Interpreting a Regression Model

\[\hat{y} = b_{0} + b_{1}x\]

  • \(\hat{y}\) is regression est. of y

  • \(b_{0}\) is value of y when X = 0

    • NOT always meaningful
  • \(b_{1}\) is change in y due to 1 unit change in x.

    • unit depends on data
  • NOTE:

    • Model is only valid for the range of X values used to estimate it.

    • Using a model to estimate a value outside of this range is referred to as extrapolation and this estimate is invalid.


Specifying the Model in R

hp_mod <- lm(mpg_h ~ hp, data=gt_cars)
hp_mod$coefficients
(Intercept)          hp 
33.86410831 -0.02241685 

\[\hat{y} = 33.8641 - 0.022417x\]

💥 Lecture 24 In-class Exercises - Q5-Q6 💥

Regression Model:

\[\hat{y} = 33.8641 - 0.022417x\]

Question 5. Based on this model, if Horsepower (x) is increased by 1, what is the change in Highway MPG?

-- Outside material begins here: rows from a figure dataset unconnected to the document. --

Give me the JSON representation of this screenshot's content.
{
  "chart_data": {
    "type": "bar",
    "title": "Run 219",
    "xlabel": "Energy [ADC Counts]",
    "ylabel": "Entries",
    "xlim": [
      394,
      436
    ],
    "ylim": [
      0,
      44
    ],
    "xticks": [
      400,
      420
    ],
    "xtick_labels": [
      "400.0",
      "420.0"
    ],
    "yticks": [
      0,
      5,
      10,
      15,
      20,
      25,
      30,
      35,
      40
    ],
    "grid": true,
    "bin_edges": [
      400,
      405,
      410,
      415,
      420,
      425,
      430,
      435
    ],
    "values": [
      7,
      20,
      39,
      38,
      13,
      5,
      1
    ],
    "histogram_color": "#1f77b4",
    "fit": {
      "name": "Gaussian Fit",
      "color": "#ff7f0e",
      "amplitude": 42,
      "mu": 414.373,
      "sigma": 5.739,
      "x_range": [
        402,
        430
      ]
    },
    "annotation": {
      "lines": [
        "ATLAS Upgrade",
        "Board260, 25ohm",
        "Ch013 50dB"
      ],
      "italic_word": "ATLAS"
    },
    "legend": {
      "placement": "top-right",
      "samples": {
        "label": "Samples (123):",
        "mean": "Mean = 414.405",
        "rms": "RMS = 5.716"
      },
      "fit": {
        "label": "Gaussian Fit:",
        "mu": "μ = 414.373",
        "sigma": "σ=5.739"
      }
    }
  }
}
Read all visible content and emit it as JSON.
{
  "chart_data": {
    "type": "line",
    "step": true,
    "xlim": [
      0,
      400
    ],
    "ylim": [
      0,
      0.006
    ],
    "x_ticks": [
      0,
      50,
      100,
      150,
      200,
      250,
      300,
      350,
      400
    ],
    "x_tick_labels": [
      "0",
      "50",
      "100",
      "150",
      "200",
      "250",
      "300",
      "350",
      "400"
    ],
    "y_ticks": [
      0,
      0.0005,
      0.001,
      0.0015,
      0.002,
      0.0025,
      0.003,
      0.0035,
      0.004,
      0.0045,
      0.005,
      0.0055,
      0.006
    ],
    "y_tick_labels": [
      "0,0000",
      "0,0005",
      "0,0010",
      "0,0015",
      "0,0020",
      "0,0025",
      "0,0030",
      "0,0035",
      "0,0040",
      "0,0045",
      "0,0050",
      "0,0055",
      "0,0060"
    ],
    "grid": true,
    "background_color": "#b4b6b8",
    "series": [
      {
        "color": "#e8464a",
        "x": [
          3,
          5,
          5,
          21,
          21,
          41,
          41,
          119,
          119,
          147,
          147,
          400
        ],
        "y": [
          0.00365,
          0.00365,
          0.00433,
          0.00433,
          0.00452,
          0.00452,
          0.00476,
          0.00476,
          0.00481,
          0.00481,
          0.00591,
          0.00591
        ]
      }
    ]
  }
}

  • Round answer to six decimal places



Question 6. Based on this model, if Horsepower (x) is increased by 20 (which is more realistic), what is the change in Highway MPG?

  • Round answer to 3 decimal places.

💥 Lecture 24 In-class Exercises - Q7-Q8 💥

Regression Model:

\[\hat{y} = 33.8641 - 0.022417x\]


Question 7. If HP is 600, what is the estimated Highway MPG?


Question 8. What is the residual for the 2016 Aston Martin Vantage


  • Follow up Question (not on Point Solutions): Does the intercept have a real-world interpretation in this model.